I love the catering business, but I also, like Paul, just want to look at an honest day’s work and feel like I accomplished something that will make a difference.
City life is tiring and go, go, go. Work, make money, never stop, because if you do there’s someone else willing to do the job.
“Exactly.”
“Can I tell you a secret?”
“Anytime, baby.”
Deep breath in.
“I don’t like the city, either. When I was younger I planned to move to the country and jus
t do the things I wanted to do. Cook, knit, sew. I thought I would find someone who wanted the same things and then I could raise a family and be happy.”
“But?”
“But I never found anyone I could envision this life with. It’s all about convenience to everyone and I hate that. What’s so wrong with wanting to have a life where the career boils down to being a good mother and wife? Everyone thinks in this day and age you have to be successful and work to be independent, but I don’t see that. To me, at the end of the day if you know you’ve done a good job, even just being a housewife, that’s all that matters.”
“So you like this place? Like the thought of being a momma here and having a passel of kids while you keep house?”

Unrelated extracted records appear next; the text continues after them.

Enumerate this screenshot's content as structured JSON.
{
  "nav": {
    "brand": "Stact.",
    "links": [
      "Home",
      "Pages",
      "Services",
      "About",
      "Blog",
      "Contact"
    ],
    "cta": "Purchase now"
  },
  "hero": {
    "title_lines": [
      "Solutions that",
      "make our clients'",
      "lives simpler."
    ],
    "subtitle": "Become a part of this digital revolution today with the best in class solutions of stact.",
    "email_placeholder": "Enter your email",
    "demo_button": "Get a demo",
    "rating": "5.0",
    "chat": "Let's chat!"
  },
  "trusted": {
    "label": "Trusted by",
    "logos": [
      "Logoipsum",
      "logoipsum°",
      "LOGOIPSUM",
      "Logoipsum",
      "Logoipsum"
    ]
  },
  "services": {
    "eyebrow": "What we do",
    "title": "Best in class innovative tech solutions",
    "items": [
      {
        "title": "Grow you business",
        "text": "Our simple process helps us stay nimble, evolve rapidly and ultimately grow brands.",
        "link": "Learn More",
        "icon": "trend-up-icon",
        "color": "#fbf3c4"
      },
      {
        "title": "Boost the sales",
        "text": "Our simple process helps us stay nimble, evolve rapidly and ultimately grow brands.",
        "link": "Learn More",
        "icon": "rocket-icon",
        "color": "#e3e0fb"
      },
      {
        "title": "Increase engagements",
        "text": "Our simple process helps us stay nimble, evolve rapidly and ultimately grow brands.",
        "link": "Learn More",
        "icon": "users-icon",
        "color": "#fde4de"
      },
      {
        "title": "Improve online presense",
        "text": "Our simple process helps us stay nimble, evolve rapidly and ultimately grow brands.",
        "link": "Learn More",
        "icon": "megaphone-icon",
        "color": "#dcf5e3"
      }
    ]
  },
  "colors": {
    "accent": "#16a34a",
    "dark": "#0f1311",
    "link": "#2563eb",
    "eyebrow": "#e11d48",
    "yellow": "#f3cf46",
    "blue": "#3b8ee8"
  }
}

I can see he’s surprised and I don’t blame him.
“Yes. I stay with my friends and family because I don’t want to hurt them by just leaving them high and dry, but the rest?” I shrug and look down at the cool water with a groan as the heat hits me.
“What about the business?”
“That’s Callie and the girls at work. They always wanted to start it and I just sort of went along with it because that was what they expected. Me? A don’t need a career to be happy. I do it because they needed me to take charge, but honestly, I have no passion for cooking for snobs who think caviar is a must and sushi is just to die for. Yuck.”
“You know that if you do what your parents want you to that you’ll never leave the city right? Alex wouldn’t make it a second here with the lack of clubs and parties.”
The image of that twerp in jeans while he shovels manure and tends to cattle makes me giggle and Paul laughs too, getting my humor.
“I am so not marrying Mr. Armani.”
“No?”
“Definitely not. Look at me, Paul.” I giggle, waving a hand down to my plain boho look and cheap jewelry.
“I am, baby,” he rasps, making me turn my eyes to his and gasp.
His face is hard with lust and I see him swallow when my nipples peak against the fabric of my sheer bra and light camisole.